The CBI special team, camping in Gaya in connection with the investigation of the Satyendra Dubey murder case, picked up three more persons late last night. This comes just days after it arrested four local residents and took them to New Delhi for questioning.
The CBI team has gone to Patna with the three but it was not known if they had been arrested or detained for questioning. Agency officials declined to comment but police sources and residents of Katari said that armed policemen—in about half a dozen jeeps—surrounded the small shantytown late last night and went looking for ‘‘specific people.’’
They picked up three, including the husband of a local ward representative Kaushalya Devi who is a member of the Rashtriya Janata Dal. Her husband, Nandu Paswan, picked up last night was regarded as an important ‘‘catch.’’ He had reportedly been staying in Katari with his in-laws house after being blacklisted by the police in his village near Paria, close to Mughalsarai.

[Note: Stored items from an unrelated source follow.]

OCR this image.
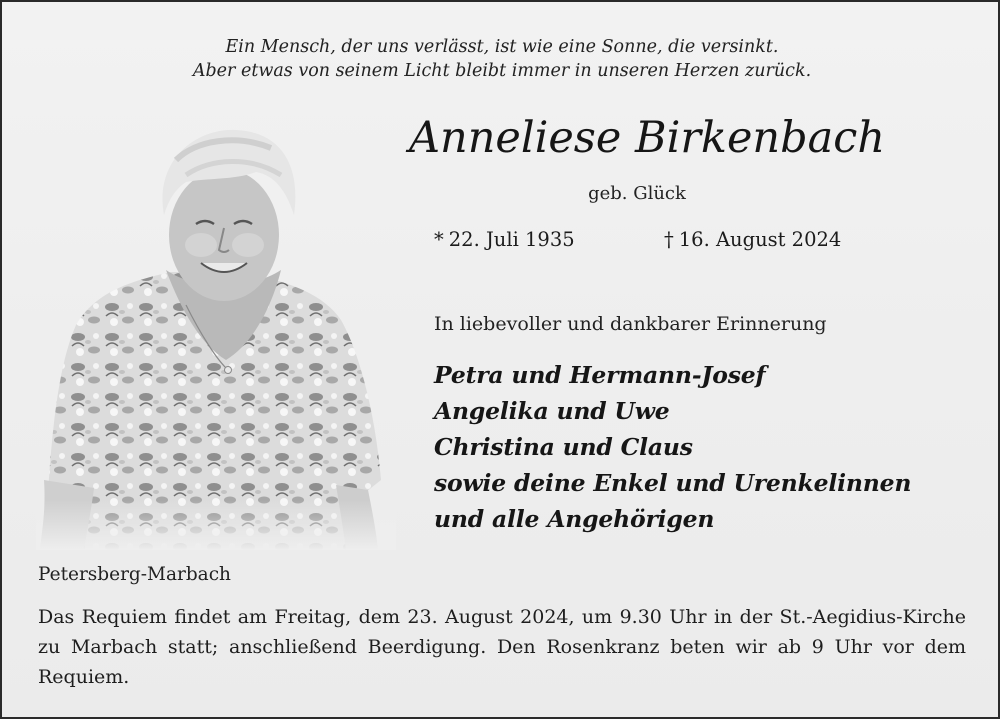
Ein Mensch, der uns verlässt, ist wie eine Sonne, die versinkt.
Aber etwas von seinem Licht bleibt immer in unseren Herzen zurück.
Anneliese Birkenbach
geb. Glück
* 22. Juli 1935	† 16. August 2024
In liebevoller und dankbarer Erinnerung
Petra und Hermann-Josef
Angelika und Uwe
Christina und Claus
sowie deine Enkel und Urenkelinnen
und alle Angehörigen
Petersberg-Marbach
Das Requiem findet am Freitag, dem 23. August 2024, um 9.30 Uhr in der St.-Aegidius-Kirche zu Marbach statt; anschließend Beerdigung. Den Rosenkranz beten wir ab 9 Uhr vor dem Requiem.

A local RJD leader, who did not want to be named, said that Nandu Paswan had a criminal background and was a petty contractor doing work in Panchayat areas. Katari falls within a Panchayat area despite being on the outskirts of Gaya.
‘‘He earned his living doing small panchayat jobs like laying brick roads or water lines,’’ he said.

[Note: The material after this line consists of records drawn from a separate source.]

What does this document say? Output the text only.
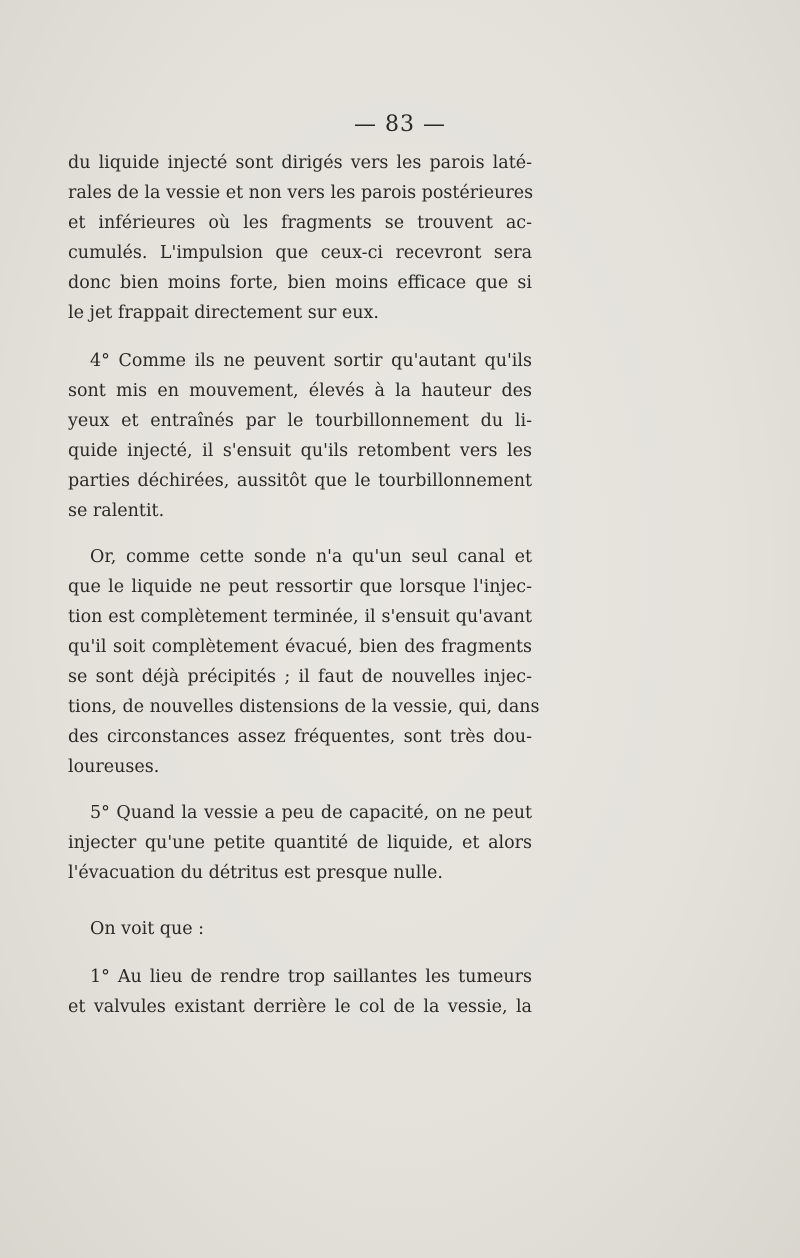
— 83 —
du liquide injecté sont dirigés vers les parois laté-
rales de la vessie et non vers les parois postérieures
et inférieures où les fragments se trouvent ac-
cumulés. L'impulsion que ceux-ci recevront sera
donc bien moins forte, bien moins efficace que si
le jet frappait directement sur eux.
4° Comme ils ne peuvent sortir qu'autant qu'ils
sont mis en mouvement, élevés à la hauteur des
yeux et entraînés par le tourbillonnement du li-
quide injecté, il s'ensuit qu'ils retombent vers les
parties déchirées, aussitôt que le tourbillonnement
se ralentit.
Or, comme cette sonde n'a qu'un seul canal et
que le liquide ne peut ressortir que lorsque l'injec-
tion est complètement terminée, il s'ensuit qu'avant
qu'il soit complètement évacué, bien des fragments
se sont déjà précipités ; il faut de nouvelles injec-
tions, de nouvelles distensions de la vessie, qui, dans
des circonstances assez fréquentes, sont très dou-
loureuses.
5° Quand la vessie a peu de capacité, on ne peut
injecter qu'une petite quantité de liquide, et alors
l'évacuation du détritus est presque nulle.
On voit que :
1° Au lieu de rendre trop saillantes les tumeurs
et valvules existant derrière le col de la vessie, la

The other two rounded up during last night’s raid included Kaushalya Devi’s brother. The identity of the third person could not be ascertained.
With these, the total number of persons rounded up in the Dubey murder case is now seven.
These arrests and raids have gripped Katari village with fear. The word ‘‘spy’’ has suddenly become the buzzword here. ‘‘The place has now become full of police spies and no one knows who will be picked up next,’’ said Kanti Devi, mother of Babloo who is one of the four arrested and taken to Delhi.
The fact is most people in this village didn’t even know who Satyendra Dubey is until the arrests.
Ramdasi Devi, mother of Uday Mallah, one of the four arrested, forces you to accompany her to her house. ‘‘Do you think that this humble hut could belong to such a big criminal who murdered Dubey? My son is only 16. He is a scavenger and makes some money by selling scrap.’’
She points out to an empty cot marked for her son while she and the other children sleep on the mud floor under an open sky.
‘‘We don’t know who this Satyendra Dubey is,’’ she says, ‘‘but the mystery curtain over his killing should be lifted immediately.’’
Equally dazed is the mother of brothers Mantu Paswan and Tutu Paswan arrested by the CBI. Mantu is 15, Tutu 17. Their mother says that Mantu had gone to Surat in search of jobs six months ago and came back to the village only last month.